Depuis le début de l’année 2026, l’intervention humanitaire dans la bande de Gaza et en Cisjordanie occupée se heurte à un durcissement administratif drastique imposé par les autorités israéliennes. Alors que plusieurs organisations ont vu leurs licences révoquées le 1er janvier pour non-respect de nouveaux « standards de sécurité », l’une des plus importantes ONG médicales au monde s’est trouvée face à un ultimatum. Pour maintenir sa présence auprès des populations civiles, Médecins Sans Frontières (MSF) a dû trancher ce qu’elle qualifie elle-même de « choix impossible ».
L’organisation médicale a confirmé, selon des informations relayées par Al Jazeera, qu’elle allait désormais transmettre aux autorités israéliennes des informations personnelles concernant son personnel palestinien et international. Cette décision intervient après qu’Israël a retiré les licences de 37 groupes d’aide, dont MSF, le Conseil norvégien pour les réfugiés et Oxfam, bloquant de fait l’arrivée de personnel international et de matériel médical depuis plusieurs semaines.
**La nature des données exigées**
Le cœur du dossier réside dans le niveau de détail des informations réclamées par le ministère israélien des Affaires de la diaspora. Pour continuer à opérer, MSF a accepté de fournir non seulement les passeports et les CV de ses employés, mais également les noms des membres de leurs familles, y compris ceux de leurs enfants.
L’organisation précise qu’il s’agit d’une « mesure exceptionnelle » et qu’elle est prête à partager une « liste définie » de noms, soumise à des paramètres clairs plaçant la sécurité du personnel au centre du processus. MSF assure que ses employés palestiniens ont donné leur accord après des discussions approfondies, dans l’espoir que cette transparence forcée permette la reprise des opérations vitales.
**Inquiétudes sur la sécurité du personnel**
Cette concession suscite de vives réactions au sein de la communauté médicale et humanitaire. Les critiques soulignent le danger potentiel de livrer de telles données à une armée accusée d’avoir tué plus de 1 700 travailleurs de la santé durant le conflit, dont 15 employés de MSF. Israël affirme de son côté vouloir écarter les organisations soupçonnées de soutenir des « groupes armés », bien qu’aucune preuve n’ait été fournie concernant des liens entre le personnel de MSF et des combattants palestiniens.
Le chirurgien britannique Ghassan Abu Sittah, habitué des missions à Gaza, a dénoncé une « faillite morale », estimant que le consentement du personnel palestinien ne peut être libre en période de génocide.
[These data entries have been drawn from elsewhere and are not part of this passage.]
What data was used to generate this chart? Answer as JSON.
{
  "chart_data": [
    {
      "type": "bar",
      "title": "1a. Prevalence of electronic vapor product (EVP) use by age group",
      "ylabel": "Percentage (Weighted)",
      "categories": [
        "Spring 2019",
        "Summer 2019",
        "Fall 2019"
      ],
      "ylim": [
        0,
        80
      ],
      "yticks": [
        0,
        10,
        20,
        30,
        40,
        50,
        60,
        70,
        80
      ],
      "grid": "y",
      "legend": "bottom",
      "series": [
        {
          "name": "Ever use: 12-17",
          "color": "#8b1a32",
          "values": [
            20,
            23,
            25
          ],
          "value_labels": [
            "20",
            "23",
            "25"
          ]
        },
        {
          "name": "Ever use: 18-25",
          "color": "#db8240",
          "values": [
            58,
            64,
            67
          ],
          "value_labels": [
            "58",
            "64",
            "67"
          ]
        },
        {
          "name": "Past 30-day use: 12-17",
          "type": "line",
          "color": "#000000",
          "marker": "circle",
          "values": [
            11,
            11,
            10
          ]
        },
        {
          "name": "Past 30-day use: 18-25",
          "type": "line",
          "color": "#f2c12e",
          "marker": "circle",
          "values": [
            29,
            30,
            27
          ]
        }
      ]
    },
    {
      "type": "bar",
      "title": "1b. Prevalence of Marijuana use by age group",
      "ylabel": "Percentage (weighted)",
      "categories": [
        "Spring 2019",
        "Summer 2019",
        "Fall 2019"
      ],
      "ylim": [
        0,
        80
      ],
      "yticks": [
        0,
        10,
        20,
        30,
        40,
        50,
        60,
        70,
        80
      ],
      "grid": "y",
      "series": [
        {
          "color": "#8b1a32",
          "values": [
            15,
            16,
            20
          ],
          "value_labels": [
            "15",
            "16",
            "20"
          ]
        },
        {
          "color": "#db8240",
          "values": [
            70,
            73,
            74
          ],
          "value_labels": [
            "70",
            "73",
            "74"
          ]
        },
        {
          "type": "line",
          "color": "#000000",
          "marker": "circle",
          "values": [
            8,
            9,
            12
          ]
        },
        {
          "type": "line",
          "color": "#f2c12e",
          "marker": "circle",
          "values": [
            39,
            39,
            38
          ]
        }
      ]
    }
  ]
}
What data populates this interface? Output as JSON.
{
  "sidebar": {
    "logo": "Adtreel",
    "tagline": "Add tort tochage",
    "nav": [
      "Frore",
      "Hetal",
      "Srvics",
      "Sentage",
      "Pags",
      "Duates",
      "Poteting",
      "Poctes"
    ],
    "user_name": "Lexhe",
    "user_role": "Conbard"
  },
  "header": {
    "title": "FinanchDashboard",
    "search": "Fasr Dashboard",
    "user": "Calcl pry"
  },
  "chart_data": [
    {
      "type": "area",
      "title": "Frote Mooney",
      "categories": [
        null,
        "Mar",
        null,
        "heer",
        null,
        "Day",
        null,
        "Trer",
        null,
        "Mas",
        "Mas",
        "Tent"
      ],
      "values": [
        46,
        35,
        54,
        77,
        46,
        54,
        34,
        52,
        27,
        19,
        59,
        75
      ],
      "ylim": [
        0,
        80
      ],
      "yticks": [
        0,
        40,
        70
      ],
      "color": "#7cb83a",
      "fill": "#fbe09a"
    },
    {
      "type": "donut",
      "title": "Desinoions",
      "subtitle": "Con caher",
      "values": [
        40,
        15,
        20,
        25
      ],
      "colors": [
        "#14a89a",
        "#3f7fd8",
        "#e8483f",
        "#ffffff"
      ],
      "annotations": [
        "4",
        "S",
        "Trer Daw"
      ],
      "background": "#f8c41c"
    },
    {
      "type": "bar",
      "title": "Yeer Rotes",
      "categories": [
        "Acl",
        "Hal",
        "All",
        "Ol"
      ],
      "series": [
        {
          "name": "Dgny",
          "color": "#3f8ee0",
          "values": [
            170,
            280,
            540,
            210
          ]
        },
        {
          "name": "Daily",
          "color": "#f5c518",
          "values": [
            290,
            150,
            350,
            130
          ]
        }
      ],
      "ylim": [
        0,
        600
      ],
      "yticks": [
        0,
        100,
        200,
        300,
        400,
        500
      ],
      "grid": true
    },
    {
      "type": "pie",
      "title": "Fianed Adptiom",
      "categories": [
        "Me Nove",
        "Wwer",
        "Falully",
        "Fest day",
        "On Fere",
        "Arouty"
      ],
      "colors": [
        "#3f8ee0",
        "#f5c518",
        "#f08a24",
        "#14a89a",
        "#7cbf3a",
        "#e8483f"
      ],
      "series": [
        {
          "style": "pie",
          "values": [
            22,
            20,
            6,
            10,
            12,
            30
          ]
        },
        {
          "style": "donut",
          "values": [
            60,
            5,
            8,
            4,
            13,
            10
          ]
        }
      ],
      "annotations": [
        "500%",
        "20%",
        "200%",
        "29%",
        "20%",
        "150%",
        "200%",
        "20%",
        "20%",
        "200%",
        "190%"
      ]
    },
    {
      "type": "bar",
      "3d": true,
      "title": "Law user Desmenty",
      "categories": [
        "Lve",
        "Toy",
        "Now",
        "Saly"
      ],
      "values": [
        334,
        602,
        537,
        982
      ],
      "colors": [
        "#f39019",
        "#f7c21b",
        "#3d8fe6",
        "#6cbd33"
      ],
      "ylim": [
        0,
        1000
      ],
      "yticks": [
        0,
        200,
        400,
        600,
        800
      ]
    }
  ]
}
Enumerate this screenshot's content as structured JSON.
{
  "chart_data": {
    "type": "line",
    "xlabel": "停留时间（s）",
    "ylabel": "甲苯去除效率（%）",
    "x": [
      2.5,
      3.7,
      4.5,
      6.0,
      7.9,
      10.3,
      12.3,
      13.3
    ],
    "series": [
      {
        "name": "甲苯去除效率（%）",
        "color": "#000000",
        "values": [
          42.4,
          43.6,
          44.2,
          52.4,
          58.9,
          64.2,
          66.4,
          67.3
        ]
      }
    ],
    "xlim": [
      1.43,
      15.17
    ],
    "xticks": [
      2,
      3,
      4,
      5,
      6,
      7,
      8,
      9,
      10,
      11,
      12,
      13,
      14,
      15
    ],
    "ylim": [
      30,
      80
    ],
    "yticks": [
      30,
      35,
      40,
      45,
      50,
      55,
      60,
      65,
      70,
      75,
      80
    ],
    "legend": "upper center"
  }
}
De son côté, Hanna Kienzler, professeure au King’s College de Londres, s’est interrogée sur la protection des employés locaux, craignant qu’ils ne soient traités comme de la « chair à canon » pour permettre le maintien de la mission.
Actuellement, Israël affirme que 23 organisations se sont pliées à ces nouvelles règles d’enregistrement, tandis que d’autres évaluent encore la situation. Sur le terrain, les besoins restent immenses : malgré les promesses d’autoriser 600 camions d’aide par jour, les acteurs locaux rapportent qu’à peine 200 véhicules franchissent réellement les points de contrôle.